Flying from Lethem, Guyana’s second city, a spread of arboreal shag pile was draped over the contours. In between, the crushed velvet of the savannah, still green from seasonal rains, clothed random patches. Threads of Bisto-brown streams dribbled across the carpet and sun-silvered rivers wriggled their way to embroider the flat landscape. On still black lakes, little blobs of green showed up the metre wide leaves of victoria amazonica. Nature has strengthened them with an upturned lip and protected them with thorns but this is no deterrent to the nocturnal beetle that pollinates them at night, attracted by their huge, scented white flowers. Following pollination the flowers turn pink and four days later, die. Pockets of rusty earth showed up goldmines, scratched from the earth by garimperos; “One Brazilian, two girls,” as the locals named them. A single road jigged at eccentric geometric angles as though pursued by a fly. Then as Georgetown neared, there was the Essequibo River blotched by sandbanks and its edges serrated by forest as it squirmed its way in a great, grey gash across the land. This serpent opened its gigantic jaws in a twelve mile wide yawn at the shore of the Atlantic. Somewhere in the mysterious interior there were bands of maroons, the descendants of emancipated slaves and Kwintis, N’Djukas, Bonis and Saramaccaners – the tribal detritus of failed colonisers, indentured labour, buccaneers and mercenaries.
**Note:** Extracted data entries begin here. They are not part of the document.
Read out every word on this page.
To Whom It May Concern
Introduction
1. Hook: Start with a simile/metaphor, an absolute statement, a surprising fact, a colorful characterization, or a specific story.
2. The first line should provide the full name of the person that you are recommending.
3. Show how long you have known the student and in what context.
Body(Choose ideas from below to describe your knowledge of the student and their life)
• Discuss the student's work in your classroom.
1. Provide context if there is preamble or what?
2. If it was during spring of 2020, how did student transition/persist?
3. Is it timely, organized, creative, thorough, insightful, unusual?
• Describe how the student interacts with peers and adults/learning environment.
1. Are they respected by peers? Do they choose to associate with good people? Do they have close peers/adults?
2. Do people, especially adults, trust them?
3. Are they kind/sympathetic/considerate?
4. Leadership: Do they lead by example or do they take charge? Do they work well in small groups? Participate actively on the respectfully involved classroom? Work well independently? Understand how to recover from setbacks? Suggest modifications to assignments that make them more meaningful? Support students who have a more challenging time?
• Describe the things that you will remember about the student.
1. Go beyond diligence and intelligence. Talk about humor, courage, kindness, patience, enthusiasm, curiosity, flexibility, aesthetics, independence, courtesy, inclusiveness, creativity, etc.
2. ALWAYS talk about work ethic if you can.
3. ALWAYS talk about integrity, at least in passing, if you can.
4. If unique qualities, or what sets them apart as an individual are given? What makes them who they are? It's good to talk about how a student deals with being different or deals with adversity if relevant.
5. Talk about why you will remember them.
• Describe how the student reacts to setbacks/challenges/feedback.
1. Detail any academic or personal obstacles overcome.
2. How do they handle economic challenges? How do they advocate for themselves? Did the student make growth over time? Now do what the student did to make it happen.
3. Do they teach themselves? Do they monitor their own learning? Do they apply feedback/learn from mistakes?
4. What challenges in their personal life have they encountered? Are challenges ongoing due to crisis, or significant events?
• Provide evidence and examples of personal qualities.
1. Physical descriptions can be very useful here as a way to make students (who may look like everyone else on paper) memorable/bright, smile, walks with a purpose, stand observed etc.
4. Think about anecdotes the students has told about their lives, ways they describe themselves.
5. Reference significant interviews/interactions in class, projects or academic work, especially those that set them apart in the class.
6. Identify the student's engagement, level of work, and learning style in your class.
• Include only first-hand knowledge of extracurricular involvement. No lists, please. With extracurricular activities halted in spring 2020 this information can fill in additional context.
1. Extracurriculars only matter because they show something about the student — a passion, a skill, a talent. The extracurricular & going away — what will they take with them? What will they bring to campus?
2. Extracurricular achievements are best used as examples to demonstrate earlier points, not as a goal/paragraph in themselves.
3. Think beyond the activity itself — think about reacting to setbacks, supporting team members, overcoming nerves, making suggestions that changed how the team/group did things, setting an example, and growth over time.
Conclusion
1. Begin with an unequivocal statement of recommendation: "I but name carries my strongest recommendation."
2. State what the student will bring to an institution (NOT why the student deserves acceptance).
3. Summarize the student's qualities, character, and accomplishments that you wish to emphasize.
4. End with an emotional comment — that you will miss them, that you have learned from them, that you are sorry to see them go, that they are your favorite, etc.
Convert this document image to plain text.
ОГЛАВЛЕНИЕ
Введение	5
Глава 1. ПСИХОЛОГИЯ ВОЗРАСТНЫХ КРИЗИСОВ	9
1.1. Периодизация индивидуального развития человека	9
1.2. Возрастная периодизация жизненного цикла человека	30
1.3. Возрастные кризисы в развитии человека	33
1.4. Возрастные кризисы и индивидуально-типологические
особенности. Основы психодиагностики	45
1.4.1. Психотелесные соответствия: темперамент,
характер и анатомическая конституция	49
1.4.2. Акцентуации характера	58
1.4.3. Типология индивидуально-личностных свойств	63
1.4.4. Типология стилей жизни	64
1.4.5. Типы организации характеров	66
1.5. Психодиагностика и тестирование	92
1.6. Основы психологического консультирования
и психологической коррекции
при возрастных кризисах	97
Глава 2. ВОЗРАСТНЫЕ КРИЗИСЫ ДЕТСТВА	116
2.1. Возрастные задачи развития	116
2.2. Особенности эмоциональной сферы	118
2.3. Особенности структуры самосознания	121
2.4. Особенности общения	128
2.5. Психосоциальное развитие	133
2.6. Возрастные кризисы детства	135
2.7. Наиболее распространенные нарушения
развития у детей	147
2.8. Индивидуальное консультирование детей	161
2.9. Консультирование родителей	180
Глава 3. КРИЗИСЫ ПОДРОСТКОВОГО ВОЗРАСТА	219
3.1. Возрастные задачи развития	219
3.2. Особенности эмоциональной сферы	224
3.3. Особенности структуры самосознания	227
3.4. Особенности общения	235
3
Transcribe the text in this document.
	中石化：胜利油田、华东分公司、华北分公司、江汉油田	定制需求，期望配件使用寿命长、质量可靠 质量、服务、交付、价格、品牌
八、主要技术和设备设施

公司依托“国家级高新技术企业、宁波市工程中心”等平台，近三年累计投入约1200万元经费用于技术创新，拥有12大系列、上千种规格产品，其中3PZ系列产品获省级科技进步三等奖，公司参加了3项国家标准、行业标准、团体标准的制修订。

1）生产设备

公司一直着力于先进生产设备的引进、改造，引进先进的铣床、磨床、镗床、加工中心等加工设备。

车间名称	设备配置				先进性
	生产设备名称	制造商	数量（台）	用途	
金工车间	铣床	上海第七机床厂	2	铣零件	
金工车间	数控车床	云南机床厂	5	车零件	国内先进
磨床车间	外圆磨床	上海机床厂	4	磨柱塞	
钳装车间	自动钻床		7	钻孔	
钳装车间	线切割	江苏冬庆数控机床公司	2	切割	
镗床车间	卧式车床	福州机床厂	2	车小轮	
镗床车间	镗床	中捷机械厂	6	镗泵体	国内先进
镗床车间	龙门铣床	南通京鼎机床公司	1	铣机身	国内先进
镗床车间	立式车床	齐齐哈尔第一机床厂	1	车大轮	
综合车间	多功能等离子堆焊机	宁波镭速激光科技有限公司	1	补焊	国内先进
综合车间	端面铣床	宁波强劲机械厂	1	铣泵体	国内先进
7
Creoles were largely along the coast and the native Amerindians were scattered throughout the country. In the deep south, the Wai-Wai still used blowpipes and lived on bushmeat. Georgetown now had a majority of Indians and their temples were everywhere sporting king cobras, many headed serpents and the elephants of Ganesh. Once, while waiting for a plane, I heard a passenger turn to another to ask, “What mix are you?” To have a genetic potpourri is a standard ingredient here. Added to this racial salmagundi were colonies of Javanese and Chinese who had the capital to build hotels, roads and dams but all with labour imported from China. Each coloniser had left their mark on the urban landscape so there were areas named Nassau, Zealandia, Ruimveldt, Vreed-en-Hoop and Stabroek; La Penitence, Le Repentir, Affiance, and Mon Repos (yes, really). More recently, Doobay, Anamayah, Ganges and Chandranagar had been added and there were Scottish, Welsh and English names in profusion.